With their tranquil beauty and picturesque composition, Morning and Evening were fitting images for a room in which the Washingtons received official visitors. Identified as views along the Hudson River, the luminous canvases proudly proclaimed the president’s passionate love of landscapes—both natural and cultivated—and his fervent belief that nation’s natural resources represented the key to its future greatness.
At the time when the fine arts in America were still in their infancy, Washington established a distinctive collection. During his term as president, he deliberately sought out landscape compositions, a marked departure from prevailing preferences for portraiture and history paintings (which were considered the most elevated genre). In addition to Winstanley’s Morning and Evening, he acquired a total of five other landscapes: two other river scenes by Winstanley; Moonlight, a romantic nocturnal scene by an unknown artist; and two views of the Potomac River, by another immigrant English artist, George Beck.
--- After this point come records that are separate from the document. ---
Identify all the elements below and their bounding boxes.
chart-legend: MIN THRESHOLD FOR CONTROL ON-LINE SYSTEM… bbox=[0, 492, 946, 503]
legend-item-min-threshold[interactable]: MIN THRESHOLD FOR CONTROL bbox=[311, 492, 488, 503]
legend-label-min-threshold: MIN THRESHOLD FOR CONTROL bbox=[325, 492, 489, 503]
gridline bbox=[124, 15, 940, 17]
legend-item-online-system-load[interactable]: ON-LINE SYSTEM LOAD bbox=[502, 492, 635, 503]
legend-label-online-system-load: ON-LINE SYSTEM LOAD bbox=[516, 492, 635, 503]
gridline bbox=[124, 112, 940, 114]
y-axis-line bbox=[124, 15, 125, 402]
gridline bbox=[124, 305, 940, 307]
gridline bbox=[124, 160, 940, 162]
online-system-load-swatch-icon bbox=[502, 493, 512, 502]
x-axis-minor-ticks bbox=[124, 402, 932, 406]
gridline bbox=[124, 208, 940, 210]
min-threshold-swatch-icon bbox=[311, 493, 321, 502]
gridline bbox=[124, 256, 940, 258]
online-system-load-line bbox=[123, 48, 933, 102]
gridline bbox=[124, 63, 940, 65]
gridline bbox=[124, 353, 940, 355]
After Washington’s retirement from the Presidency, all seven of these paintings hung in his impressive “new room,” at Mount Vernon, making this space effectively the earliest gallery of landscape paintings in America. Not until nearly a generation later—with the art of Thomas Cole and the Hudson River School—would landscape art emerge as a popular genre in America.
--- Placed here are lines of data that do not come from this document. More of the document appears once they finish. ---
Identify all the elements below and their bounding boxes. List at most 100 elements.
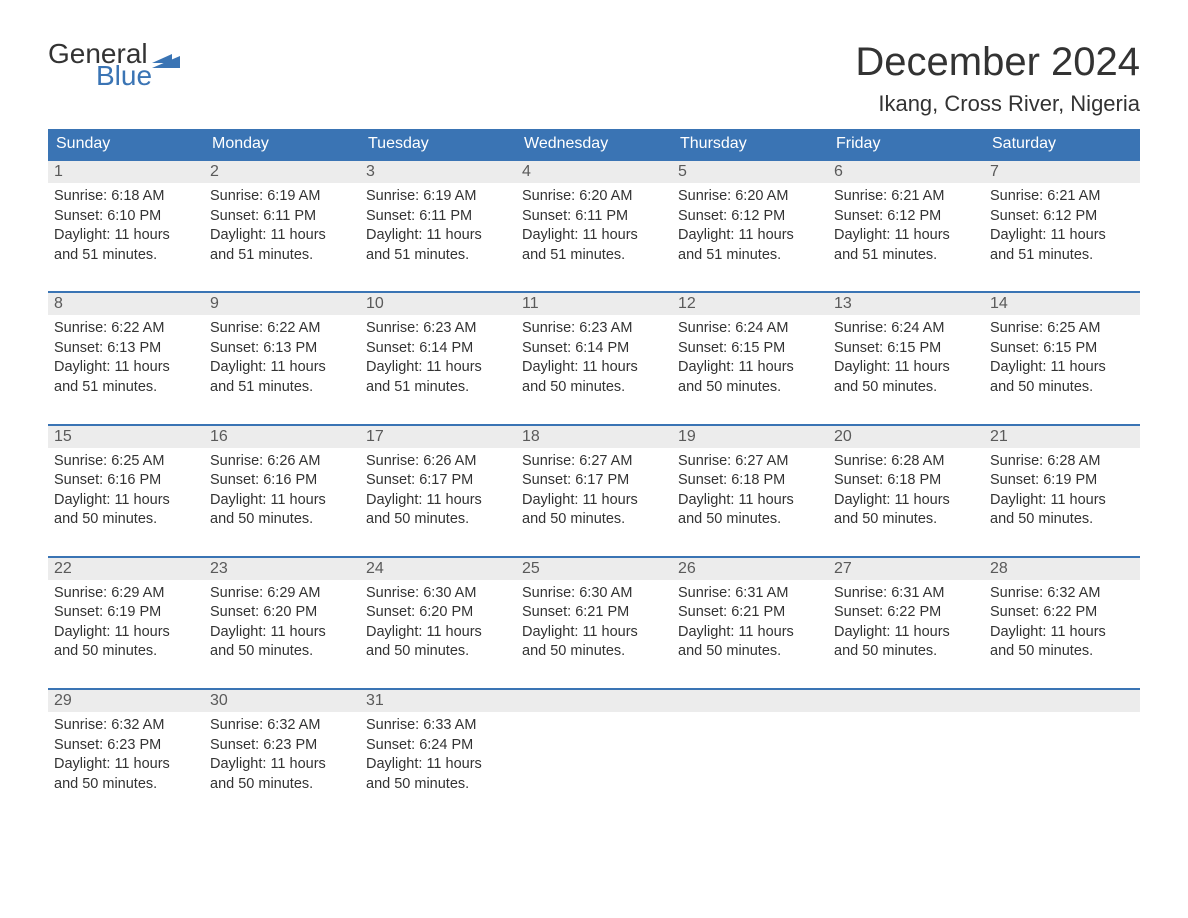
- day-daylight2: and 50 minutes.: [678, 642, 822, 662]
- day-daylight2: and 51 minutes.: [366, 378, 510, 398]
- day-sunrise: Sunrise: 6:30 AM: [522, 584, 666, 604]
- day-daylight1: Daylight: 11 hours: [210, 491, 354, 511]
- day-sunset: Sunset: 6:20 PM: [366, 603, 510, 623]
- day-cell: 20Sunrise: 6:28 AMSunset: 6:18 PMDayligh…: [828, 426, 984, 536]
- day-cell: [672, 690, 828, 800]
- day-sunset: Sunset: 6:15 PM: [834, 339, 978, 359]
- day-cell: [516, 690, 672, 800]
- day-sunrise: Sunrise: 6:29 AM: [210, 584, 354, 604]
- day-daylight2: and 50 minutes.: [834, 510, 978, 530]
- day-daylight2: and 50 minutes.: [522, 510, 666, 530]
- day-cell: 18Sunrise: 6:27 AMSunset: 6:17 PMDayligh…: [516, 426, 672, 536]
- day-cell: 26Sunrise: 6:31 AMSunset: 6:21 PMDayligh…: [672, 558, 828, 668]
- day-body: Sunrise: 6:33 AMSunset: 6:24 PMDaylight:…: [360, 712, 516, 800]
- day-number: [516, 690, 672, 712]
- day-daylight2: and 50 minutes.: [522, 378, 666, 398]
- day-sunrise: Sunrise: 6:23 AM: [522, 319, 666, 339]
- day-body: Sunrise: 6:29 AMSunset: 6:20 PMDaylight:…: [204, 580, 360, 668]
- day-number: 7: [984, 161, 1140, 183]
- day-sunset: Sunset: 6:15 PM: [678, 339, 822, 359]
- day-body: Sunrise: 6:24 AMSunset: 6:15 PMDaylight:…: [828, 315, 984, 403]
- day-sunrise: Sunrise: 6:20 AM: [522, 187, 666, 207]
- day-number: 4: [516, 161, 672, 183]
- day-cell: [984, 690, 1140, 800]
- day-daylight1: Daylight: 11 hours: [366, 755, 510, 775]
- day-number: 17: [360, 426, 516, 448]
- day-body: [672, 712, 828, 772]
- day-sunset: Sunset: 6:19 PM: [990, 471, 1134, 491]
- week-row: 15Sunrise: 6:25 AMSunset: 6:16 PMDayligh…: [48, 424, 1140, 536]
- day-sunrise: Sunrise: 6:32 AM: [990, 584, 1134, 604]
- day-sunset: Sunset: 6:15 PM: [990, 339, 1134, 359]
- day-sunset: Sunset: 6:13 PM: [210, 339, 354, 359]
- day-cell: 19Sunrise: 6:27 AMSunset: 6:18 PMDayligh…: [672, 426, 828, 536]
- day-sunset: Sunset: 6:17 PM: [366, 471, 510, 491]
- day-body: Sunrise: 6:32 AMSunset: 6:23 PMDaylight:…: [48, 712, 204, 800]
- day-daylight2: and 50 minutes.: [54, 775, 198, 795]
- day-number: 1: [48, 161, 204, 183]
- week-row: 22Sunrise: 6:29 AMSunset: 6:19 PMDayligh…: [48, 556, 1140, 668]
- day-body: Sunrise: 6:19 AMSunset: 6:11 PMDaylight:…: [360, 183, 516, 271]
- day-sunset: Sunset: 6:16 PM: [210, 471, 354, 491]
- day-sunrise: Sunrise: 6:29 AM: [54, 584, 198, 604]
- day-cell: 29Sunrise: 6:32 AMSunset: 6:23 PMDayligh…: [48, 690, 204, 800]
- day-cell: 31Sunrise: 6:33 AMSunset: 6:24 PMDayligh…: [360, 690, 516, 800]
- dow-thursday: Thursday: [672, 129, 828, 159]
- day-number: 31: [360, 690, 516, 712]
- day-daylight1: Daylight: 11 hours: [366, 623, 510, 643]
- day-daylight2: and 50 minutes.: [990, 642, 1134, 662]
- dow-friday: Friday: [828, 129, 984, 159]
- day-daylight2: and 50 minutes.: [678, 378, 822, 398]
- week-row: 1Sunrise: 6:18 AMSunset: 6:10 PMDaylight…: [48, 159, 1140, 271]
- day-sunrise: Sunrise: 6:25 AM: [990, 319, 1134, 339]
- dow-tuesday: Tuesday: [360, 129, 516, 159]
- day-sunset: Sunset: 6:12 PM: [990, 207, 1134, 227]
- day-body: Sunrise: 6:25 AMSunset: 6:15 PMDaylight:…: [984, 315, 1140, 403]
- day-sunset: Sunset: 6:11 PM: [366, 207, 510, 227]
- day-daylight1: Daylight: 11 hours: [210, 623, 354, 643]
- day-body: Sunrise: 6:31 AMSunset: 6:21 PMDaylight:…: [672, 580, 828, 668]
- day-sunrise: Sunrise: 6:21 AM: [990, 187, 1134, 207]
- day-number: 10: [360, 293, 516, 315]
- day-sunrise: Sunrise: 6:26 AM: [210, 452, 354, 472]
- day-cell: 23Sunrise: 6:29 AMSunset: 6:20 PMDayligh…: [204, 558, 360, 668]
- day-number: 18: [516, 426, 672, 448]
- day-cell: 15Sunrise: 6:25 AMSunset: 6:16 PMDayligh…: [48, 426, 204, 536]
- day-body: Sunrise: 6:21 AMSunset: 6:12 PMDaylight:…: [984, 183, 1140, 271]
- day-sunset: Sunset: 6:23 PM: [54, 736, 198, 756]
- day-daylight1: Daylight: 11 hours: [366, 226, 510, 246]
- day-sunset: Sunset: 6:19 PM: [54, 603, 198, 623]
- location: Ikang, Cross River, Nigeria: [855, 91, 1140, 117]
- day-body: Sunrise: 6:20 AMSunset: 6:12 PMDaylight:…: [672, 183, 828, 271]
- day-sunset: Sunset: 6:14 PM: [522, 339, 666, 359]
- day-number: 11: [516, 293, 672, 315]
- day-number: 12: [672, 293, 828, 315]
- day-cell: 21Sunrise: 6:28 AMSunset: 6:19 PMDayligh…: [984, 426, 1140, 536]
- day-cell: 1Sunrise: 6:18 AMSunset: 6:10 PMDaylight…: [48, 161, 204, 271]
- day-body: Sunrise: 6:27 AMSunset: 6:18 PMDaylight:…: [672, 448, 828, 536]
- day-sunrise: Sunrise: 6:25 AM: [54, 452, 198, 472]
- day-daylight2: and 51 minutes.: [210, 378, 354, 398]
- day-cell: 9Sunrise: 6:22 AMSunset: 6:13 PMDaylight…: [204, 293, 360, 403]
- day-sunrise: Sunrise: 6:22 AM: [210, 319, 354, 339]
- day-daylight2: and 50 minutes.: [834, 378, 978, 398]
- day-sunrise: Sunrise: 6:31 AM: [834, 584, 978, 604]
- day-daylight1: Daylight: 11 hours: [522, 491, 666, 511]
- day-cell: 11Sunrise: 6:23 AMSunset: 6:14 PMDayligh…: [516, 293, 672, 403]
- day-sunrise: Sunrise: 6:23 AM: [366, 319, 510, 339]
- day-daylight1: Daylight: 11 hours: [678, 226, 822, 246]
- day-body: Sunrise: 6:31 AMSunset: 6:22 PMDaylight:…: [828, 580, 984, 668]
- day-body: [516, 712, 672, 772]
- day-sunrise: Sunrise: 6:32 AM: [54, 716, 198, 736]
- day-body: Sunrise: 6:28 AMSunset: 6:19 PMDaylight:…: [984, 448, 1140, 536]
- day-daylight1: Daylight: 11 hours: [54, 358, 198, 378]
- dow-sunday: Sunday: [48, 129, 204, 159]
- day-sunset: Sunset: 6:14 PM: [366, 339, 510, 359]
- day-daylight1: Daylight: 11 hours: [834, 358, 978, 378]
- day-number: [984, 690, 1140, 712]
- day-body: Sunrise: 6:30 AMSunset: 6:20 PMDaylight:…: [360, 580, 516, 668]
- day-sunset: Sunset: 6:16 PM: [54, 471, 198, 491]
- day-cell: 8Sunrise: 6:22 AMSunset: 6:13 PMDaylight…: [48, 293, 204, 403]
- day-daylight1: Daylight: 11 hours: [366, 491, 510, 511]
- day-daylight1: Daylight: 11 hours: [678, 623, 822, 643]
The paintings’ display in the West Building of the National Gallery of Art places them adjacent to the Kaufman Collection, which comprises one of the largest and most refined collections of early American furniture and decorative arts. The two landscapes Morning and Evening predate by decades the earliest American landscapes in the Gallery’s collection. Both paintings will return to Mount Vernon following the expiration of the temporary loan, where they will be reinstalled and on view for the unveiling of the restored large dining room, or what Washington referred to as his “new room,” in early 2014.